あの日は確か、定期テストか資格検定か、とにかく試験前だったと思います。いつもより遅い時間まで勉強していました。時計が深夜2時を回った頃、一休みしようと階下のキッチンに降り、コーヒーを片手に自室に戻ると、さっきまでとは明らかに“何か”が違う気配を感じました。

今は立て替えて新しくなっていますが、当時の実家はいわゆる古民家。机の横にベランダに出るガラス扉があり、ベランダに出ると、すぐそこが隣家の屋根という立地でした。そのガラス扉から、得体の知れぬ違和感を感じ、恐る恐る外をのぞいてみることに。
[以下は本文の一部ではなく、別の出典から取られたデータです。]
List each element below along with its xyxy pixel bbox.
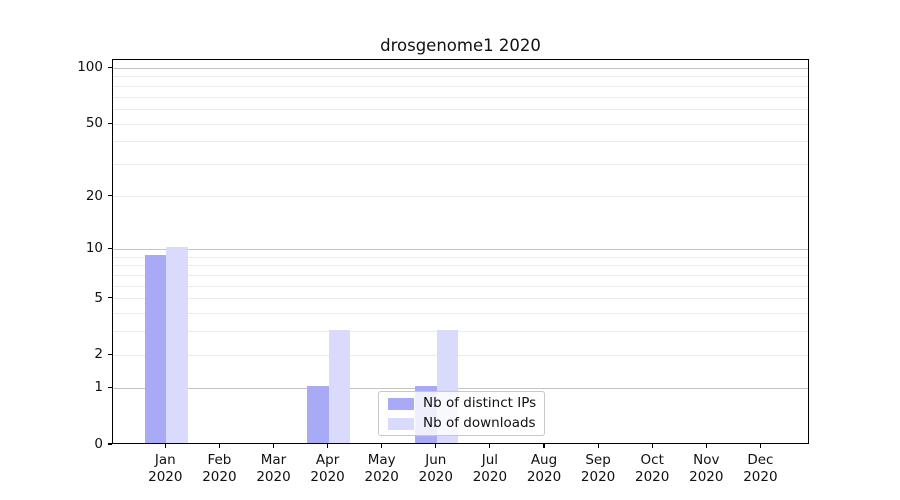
legend-swatch-downloads: [388, 417, 414, 430]
y-tick-label: 50: [85, 115, 103, 132]
x-tick-label: Mar 2020: [256, 452, 291, 485]
y-tick-mark: [108, 122, 112, 124]
y-tick-mark: [108, 443, 112, 445]
x-tick-label: Feb 2020: [202, 452, 237, 485]
x-tick-label: Oct 2020: [635, 452, 670, 485]
legend-entry-downloads: Nb of downloads: [379, 415, 544, 432]
x-tick-label: Sep 2020: [580, 452, 616, 485]
y-tick-mark: [108, 353, 112, 355]
x-tick-mark: [651, 444, 653, 448]
y-tick-label: 10: [85, 240, 103, 257]
gridline-minor: [113, 109, 808, 111]
gridline-minor: [113, 196, 808, 198]
x-tick-label: May 2020: [364, 452, 399, 485]
x-tick-label: Apr 2020: [310, 452, 345, 485]
legend-label-downloads: Nb of downloads: [423, 415, 536, 431]
legend-label-distinct-ips: Nb of distinct IPs: [423, 395, 537, 411]
x-tick-mark: [435, 444, 437, 448]
gridline-minor: [113, 265, 808, 267]
y-tick-mark: [108, 386, 112, 389]
x-tick-mark: [759, 444, 761, 448]
bar-downloads-jan: [166, 247, 188, 443]
bar-ips-apr: [307, 386, 329, 443]
x-tick-label: Dec 2020: [743, 452, 778, 485]
bar-downloads-apr: [328, 329, 351, 443]
y-tick-label: 0: [94, 436, 103, 452]
x-tick-mark: [705, 444, 707, 448]
y-tick-label: 2: [94, 346, 103, 363]
gridline-major: [113, 248, 808, 250]
x-tick-mark: [597, 444, 599, 448]
gridline-minor: [113, 331, 808, 333]
legend-swatch-distinct-ips: [388, 397, 414, 410]
gridline-minor: [113, 298, 808, 300]
gridline-minor: [113, 141, 808, 143]
x-tick-label: Aug 2020: [526, 452, 562, 485]
legend: Nb of distinct IPs Nb of downloads: [378, 391, 545, 436]
x-tick-mark: [327, 444, 329, 448]
gridline-minor: [113, 256, 808, 258]
y-tick-mark: [108, 247, 112, 249]
gridline-major: [113, 387, 808, 389]
gridline-minor: [113, 285, 808, 287]
x-tick-mark: [272, 444, 275, 448]
gridline-major: [113, 67, 808, 69]
gridline-minor: [113, 85, 808, 87]
x-tick-mark: [381, 444, 383, 448]
y-tick-label: 1: [94, 379, 103, 396]
gridline-minor: [113, 96, 808, 98]
y-tick-mark: [108, 297, 112, 299]
gridline-minor: [113, 76, 808, 78]
x-tick-label: Jul 2020: [472, 452, 508, 485]
gridline-minor: [113, 164, 808, 166]
y-tick-label: 20: [85, 187, 103, 204]
y-tick-label: 100: [77, 59, 103, 76]
x-tick-label: Nov 2020: [689, 452, 724, 485]
legend-entry-distinct-ips: Nb of distinct IPs: [379, 395, 544, 412]
y-tick-mark: [108, 194, 112, 197]
x-tick-mark: [218, 444, 220, 448]
y-tick-mark: [108, 66, 112, 69]
gridline-minor: [113, 274, 808, 276]
chart-title: drosgenome1 2020: [380, 36, 541, 55]
x-tick-mark: [543, 444, 545, 448]
y-tick-label: 5: [94, 289, 103, 306]
gridline-minor: [113, 354, 808, 356]
gridline-minor: [113, 123, 808, 125]
x-tick-label: Jun 2020: [418, 452, 453, 485]
x-tick-mark: [489, 444, 491, 448]
gridline-minor: [113, 313, 808, 315]
plot-area: [112, 59, 809, 444]
bar-ips-jan: [144, 255, 167, 443]
x-tick-mark: [164, 444, 166, 448]
x-tick-label: Jan 2020: [148, 452, 183, 485]
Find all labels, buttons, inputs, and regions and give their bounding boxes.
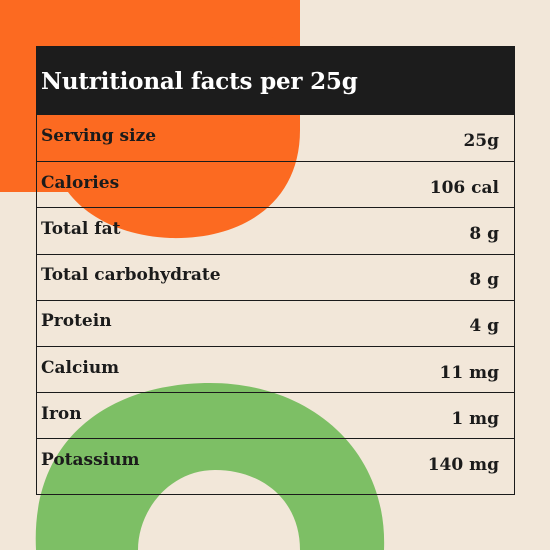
nutrition-row-iron: Iron 1 mg [37, 392, 514, 438]
nutrition-row-calcium: Calcium 11 mg [37, 345, 514, 392]
nutrition-header: Nutritional facts per 25g [37, 47, 514, 115]
row-label: Potassium [41, 449, 140, 470]
row-value: 4 g [469, 316, 499, 337]
row-label: Calories [41, 172, 120, 193]
row-value: 8 g [469, 223, 499, 244]
row-value: 8 g [469, 270, 499, 291]
row-value: 25g [463, 131, 499, 152]
row-label: Calcium [41, 357, 120, 378]
row-label: Total carbohydrate [41, 265, 221, 286]
nutrition-row-serving-size: Serving size 25g [37, 115, 514, 161]
row-label: Iron [41, 403, 82, 424]
nutrition-row-protein: Protein 4 g [37, 299, 514, 346]
row-value: 140 mg [427, 454, 499, 475]
row-value: 106 cal [429, 177, 499, 198]
row-value: 11 mg [439, 362, 499, 383]
nutrition-row-calories: Calories 106 cal [37, 161, 514, 207]
row-value: 1 mg [451, 408, 499, 429]
nutrition-row-potassium: Potassium 140 mg [37, 438, 514, 484]
green-arch-decoration [35, 383, 385, 550]
row-label: Protein [41, 311, 112, 332]
nutrition-title: Nutritional facts per 25g [41, 67, 358, 95]
row-label: Total fat [41, 218, 121, 239]
nutrition-facts-table: Nutritional facts per 25g Serving size 2… [36, 46, 515, 495]
row-label: Serving size [41, 126, 157, 147]
nutrition-rows: Serving size 25g Calories 106 cal Total … [37, 115, 514, 485]
nutrition-row-total-carbohydrate: Total carbohydrate 8 g [37, 253, 514, 300]
green-arch-shape [35, 383, 385, 550]
nutrition-row-total-fat: Total fat 8 g [37, 207, 514, 253]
すると見えたのは、魑魅魍魎か化け物か、明らかにこの世のものではない動く物体。それらがわらわらと列を成し、隣家の屋根の上を進んでいたのです。

恐怖とも驚愕とも違う、不思議な感情でその様子に見入ってしまい、しばらく息を殺して立っていました。すると、その隊列の中の一つ、というのか、一人、というのか、とにかくある物体がこちらを向き、私と目が合いました。

気がつくと、私は自室のベッドに横になり、朝を迎えていました。机の上には、飲み掛けのコーヒーカップと、開いたままの勉強道具。ベランダの扉は開いた状態でした。

果たしてあれは現実だったのか、疲れて寝落ちして夢を見ていたのか…。それ以降、同じことは起こりませんでしたが、あの時の光景は今でもしっかり記憶に残っており、とくに、目が合ったあの物体の姿形は、脳裏に焼き付いたままです。